The Federal Reserve’s series of short-term interest rate hikes since March 2022 was initially intended to cool down the economy. However, this move led to an unexpected contraction in the housing market toward the end of the previous year. One might assume that high mortgage rates in 2023 would continue to deter buyers. Yet, a surprising consequence has arisen: a discrepancy between housing supply and demand. Existing homeowners have been reluctant to give up their low-interest-rate mortgages, resulting in a scarcity of available housing inventory. Zonda notes that scarcity has turned available properties into hot commodities.
Zonda’s report reveals that new-home sales remained relatively steady in June, indicating a seasonally adjusted annual rate of 734,242 units sold. In a remarkable year-over-year contrast, June 2023 saw a 33.5% increase compared to June 2022. Unadjusted, 62,558 residential homes were sold in June. This reflected a remarkable 36.1% increase from June 2022 and an impressive 11.9% growth over the same month in 2019.
Despite the seemingly robust market, Zonda’s chief economist, Ali Wolf, cautioned against complacency. Wolf points out that while consumers appear to have adapted well to higher interest rates, the impact of tighter credit conditions on acquisition, development, and construction loans, especially for smaller builders, is a crucial factor to monitor. External factors, beyond control, also can significantly influence the market’s trajectory.
The New Home Pending Sales Index (PSI) introduced by Zonda, which factors in both total sales volume and the average sales rate per month per community, recorded a reading of 146 in June. This represents an impressive 33.3% increase compared to the same month last year and a 5.7% rise from May. While the index remains 16.1% below cycle highs, the upward trend is a promising indicator of market strength.
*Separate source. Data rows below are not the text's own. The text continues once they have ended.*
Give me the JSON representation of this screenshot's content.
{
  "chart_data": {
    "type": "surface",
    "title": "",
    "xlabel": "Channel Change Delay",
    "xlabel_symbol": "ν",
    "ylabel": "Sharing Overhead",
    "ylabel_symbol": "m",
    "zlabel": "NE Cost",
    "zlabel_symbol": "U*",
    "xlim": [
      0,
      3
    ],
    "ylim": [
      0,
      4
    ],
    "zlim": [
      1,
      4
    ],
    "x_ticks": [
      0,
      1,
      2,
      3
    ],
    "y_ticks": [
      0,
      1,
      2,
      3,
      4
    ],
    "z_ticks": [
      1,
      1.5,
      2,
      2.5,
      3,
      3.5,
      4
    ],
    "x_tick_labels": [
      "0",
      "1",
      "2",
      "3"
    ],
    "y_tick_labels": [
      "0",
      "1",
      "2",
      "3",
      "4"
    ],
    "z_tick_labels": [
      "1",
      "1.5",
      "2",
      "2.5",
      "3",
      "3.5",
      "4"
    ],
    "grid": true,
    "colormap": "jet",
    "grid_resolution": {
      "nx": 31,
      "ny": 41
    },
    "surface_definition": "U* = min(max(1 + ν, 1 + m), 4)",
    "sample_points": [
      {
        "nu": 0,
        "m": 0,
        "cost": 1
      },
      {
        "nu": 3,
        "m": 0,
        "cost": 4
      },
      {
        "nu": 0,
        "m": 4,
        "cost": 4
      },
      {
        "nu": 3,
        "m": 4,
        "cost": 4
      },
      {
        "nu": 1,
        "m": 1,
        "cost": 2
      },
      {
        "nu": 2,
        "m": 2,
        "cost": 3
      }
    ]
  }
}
Several markets have demonstrated exceptional year-over-year PSI improvements. Sacramento, California (+142.6%), Seattle (+85.5%), and Baltimore (+58.9%) stand out as exemplars of this trend. However, some markets have experienced more modest growth, with New York (+1.8%), Jacksonville, Florida (+3.6%), and Philadelphia (+5.3%) recording relatively lower PSI increases. Every month, Minneapolis, Las Vegas, and California’s Riverside/San Bernardino have been identified as the top-performing markets.
National home prices have continued to rise across various segments. Entry-level homes saw a 1.1% increase to reach $338,748, move-up homes rose by 1% to $526,697, and high-end homes experienced a 3.7% increase to $913,624. This upward price trajectory aligns with the growing demand for available housing inventory.
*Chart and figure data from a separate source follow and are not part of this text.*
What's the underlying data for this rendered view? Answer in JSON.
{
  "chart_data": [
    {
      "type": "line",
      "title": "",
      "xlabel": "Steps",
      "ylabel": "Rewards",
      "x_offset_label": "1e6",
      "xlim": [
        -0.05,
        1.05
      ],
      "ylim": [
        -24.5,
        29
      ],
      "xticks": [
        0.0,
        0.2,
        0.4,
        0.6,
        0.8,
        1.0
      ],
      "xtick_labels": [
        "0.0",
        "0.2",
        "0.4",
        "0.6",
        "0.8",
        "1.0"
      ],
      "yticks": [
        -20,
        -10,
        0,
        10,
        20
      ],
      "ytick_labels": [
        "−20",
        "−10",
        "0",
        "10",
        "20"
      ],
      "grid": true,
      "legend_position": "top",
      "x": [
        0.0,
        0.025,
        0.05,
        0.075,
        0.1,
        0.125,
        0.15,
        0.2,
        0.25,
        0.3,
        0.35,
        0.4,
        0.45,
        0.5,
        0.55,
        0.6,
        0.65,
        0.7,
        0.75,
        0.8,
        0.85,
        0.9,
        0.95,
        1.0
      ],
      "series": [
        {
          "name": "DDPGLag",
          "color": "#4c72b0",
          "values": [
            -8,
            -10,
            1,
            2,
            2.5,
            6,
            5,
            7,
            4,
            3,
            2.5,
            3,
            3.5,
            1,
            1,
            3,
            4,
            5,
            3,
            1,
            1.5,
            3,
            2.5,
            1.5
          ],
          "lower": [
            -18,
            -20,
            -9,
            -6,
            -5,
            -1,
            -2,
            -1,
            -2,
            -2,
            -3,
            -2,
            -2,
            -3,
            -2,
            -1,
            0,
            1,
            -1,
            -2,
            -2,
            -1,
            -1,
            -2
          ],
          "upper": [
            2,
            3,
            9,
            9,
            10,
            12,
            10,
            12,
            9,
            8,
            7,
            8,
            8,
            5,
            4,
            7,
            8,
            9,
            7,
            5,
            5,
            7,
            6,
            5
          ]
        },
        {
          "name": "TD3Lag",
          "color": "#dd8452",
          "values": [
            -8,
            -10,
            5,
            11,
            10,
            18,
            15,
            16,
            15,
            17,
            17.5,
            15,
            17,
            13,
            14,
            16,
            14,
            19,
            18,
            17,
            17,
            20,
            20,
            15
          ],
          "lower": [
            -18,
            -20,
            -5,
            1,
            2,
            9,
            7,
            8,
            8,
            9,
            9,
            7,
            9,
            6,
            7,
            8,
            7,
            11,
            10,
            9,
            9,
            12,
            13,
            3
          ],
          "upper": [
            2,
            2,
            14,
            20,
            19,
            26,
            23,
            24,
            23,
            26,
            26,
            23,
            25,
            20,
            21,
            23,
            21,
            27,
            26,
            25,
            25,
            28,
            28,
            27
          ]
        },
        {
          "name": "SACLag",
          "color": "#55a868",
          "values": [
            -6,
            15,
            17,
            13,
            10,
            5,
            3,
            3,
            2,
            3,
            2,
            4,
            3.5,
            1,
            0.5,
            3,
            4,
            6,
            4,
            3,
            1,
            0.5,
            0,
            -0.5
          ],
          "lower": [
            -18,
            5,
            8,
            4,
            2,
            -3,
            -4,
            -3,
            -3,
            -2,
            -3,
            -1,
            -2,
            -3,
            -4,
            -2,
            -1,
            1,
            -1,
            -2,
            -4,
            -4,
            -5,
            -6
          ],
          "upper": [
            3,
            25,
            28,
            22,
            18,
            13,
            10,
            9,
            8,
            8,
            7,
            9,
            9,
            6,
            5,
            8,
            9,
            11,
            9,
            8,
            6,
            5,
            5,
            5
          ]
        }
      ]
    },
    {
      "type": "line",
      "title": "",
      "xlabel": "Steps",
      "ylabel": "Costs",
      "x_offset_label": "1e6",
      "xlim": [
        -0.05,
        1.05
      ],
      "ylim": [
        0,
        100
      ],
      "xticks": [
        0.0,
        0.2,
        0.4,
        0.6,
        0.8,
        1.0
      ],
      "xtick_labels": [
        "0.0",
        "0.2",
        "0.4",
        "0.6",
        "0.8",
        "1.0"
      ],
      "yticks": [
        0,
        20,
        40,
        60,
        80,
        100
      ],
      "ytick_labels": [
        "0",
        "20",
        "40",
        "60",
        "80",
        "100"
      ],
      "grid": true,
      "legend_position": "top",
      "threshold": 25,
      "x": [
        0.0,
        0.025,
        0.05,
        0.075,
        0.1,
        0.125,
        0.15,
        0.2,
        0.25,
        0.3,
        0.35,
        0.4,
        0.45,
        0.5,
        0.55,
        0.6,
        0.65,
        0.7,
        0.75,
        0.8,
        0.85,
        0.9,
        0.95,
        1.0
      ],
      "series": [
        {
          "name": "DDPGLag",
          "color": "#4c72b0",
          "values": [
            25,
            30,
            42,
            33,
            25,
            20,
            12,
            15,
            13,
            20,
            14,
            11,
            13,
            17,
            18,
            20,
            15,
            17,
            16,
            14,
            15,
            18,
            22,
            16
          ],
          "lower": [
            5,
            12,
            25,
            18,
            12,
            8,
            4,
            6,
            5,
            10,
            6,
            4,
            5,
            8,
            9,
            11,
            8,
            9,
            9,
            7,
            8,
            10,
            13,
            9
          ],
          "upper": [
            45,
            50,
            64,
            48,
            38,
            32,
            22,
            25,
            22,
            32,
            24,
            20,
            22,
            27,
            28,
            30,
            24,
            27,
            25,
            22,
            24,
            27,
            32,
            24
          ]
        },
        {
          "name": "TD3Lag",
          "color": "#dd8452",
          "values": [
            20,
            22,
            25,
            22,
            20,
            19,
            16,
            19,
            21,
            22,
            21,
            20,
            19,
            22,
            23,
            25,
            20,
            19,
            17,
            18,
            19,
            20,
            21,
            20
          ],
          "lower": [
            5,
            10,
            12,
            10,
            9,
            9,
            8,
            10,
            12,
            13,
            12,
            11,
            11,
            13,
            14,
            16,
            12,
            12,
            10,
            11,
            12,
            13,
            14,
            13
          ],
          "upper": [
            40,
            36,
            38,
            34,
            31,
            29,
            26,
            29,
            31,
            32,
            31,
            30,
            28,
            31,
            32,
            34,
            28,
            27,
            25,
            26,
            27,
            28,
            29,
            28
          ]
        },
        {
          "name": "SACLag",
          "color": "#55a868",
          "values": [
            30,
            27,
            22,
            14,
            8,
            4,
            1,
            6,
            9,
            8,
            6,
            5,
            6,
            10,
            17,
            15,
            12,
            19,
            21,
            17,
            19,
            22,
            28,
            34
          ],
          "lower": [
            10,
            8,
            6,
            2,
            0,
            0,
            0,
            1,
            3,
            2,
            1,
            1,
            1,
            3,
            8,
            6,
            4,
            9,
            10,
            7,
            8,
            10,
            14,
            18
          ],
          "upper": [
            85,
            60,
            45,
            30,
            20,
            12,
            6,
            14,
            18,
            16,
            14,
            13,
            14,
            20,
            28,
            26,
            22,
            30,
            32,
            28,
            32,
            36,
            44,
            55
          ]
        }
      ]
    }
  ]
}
Despite the market’s resilience, the practice of offering incentives remains commonplace. Zonda reports that 63% of new-home communities provided incentives in June, which greatly makes homeownership more accessible to buyers constrained by affordability concerns. Incentives such as mortgage rate buydowns, contributions towards closing costs, and flexible funds continue to play a crucial role in facilitating home purchases.
The count of actively selling communities has experienced a marginal year-over-year decline, currently standing at 13,791. This decline, however slight, has contributed to an increase in the average sales rate per month per community. Notably, some markets, including Riverside/San Bernardino, Austin, Texas, and Salt Lake City, have experienced community count growth. However, others like Tampa, Florida; San Francisco; and Atlanta have seen a decline relative to 2022.
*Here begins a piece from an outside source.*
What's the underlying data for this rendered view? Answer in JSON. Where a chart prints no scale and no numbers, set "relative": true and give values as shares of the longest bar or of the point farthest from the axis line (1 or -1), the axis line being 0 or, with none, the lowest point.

Quick move-ins (QMIs), homes that can be occupied within 90 days, totaled 23,333 nationally in June. While this figure represents an 8.7% decrease month over month, it is 3.6% higher than June 2022. QMIs continue to be a popular choice among consumers, providing a viable alternative to the resale market due to limited existing inventory.
As markets like Salt Lake City (+154.3%), Phoenix (+37.4%), and Cincinnati (+30.4%) demonstrate, QMI counts have shown substantial year-over-year growth in several metropolitan areas. This further underscores the dynamism of the new-home sales market and its ability to adapt and thrive despite high mortgage rates.
In conclusion, the unexpected resilience of June’s new-home sales testifies to the enduring appeal of the real estate sector. Despite high mortgage rates and associated challenges, the market has proven its ability to weather the storm and flourish. This phenomenon underscores the importance of monitoring macroeconomic trends and local factors to understand market dynamics. As the industry navigates through uncertainties, Zonda’s report offers valuable insights for businesses and professionals looking to make informed decisions in this dynamic landscape.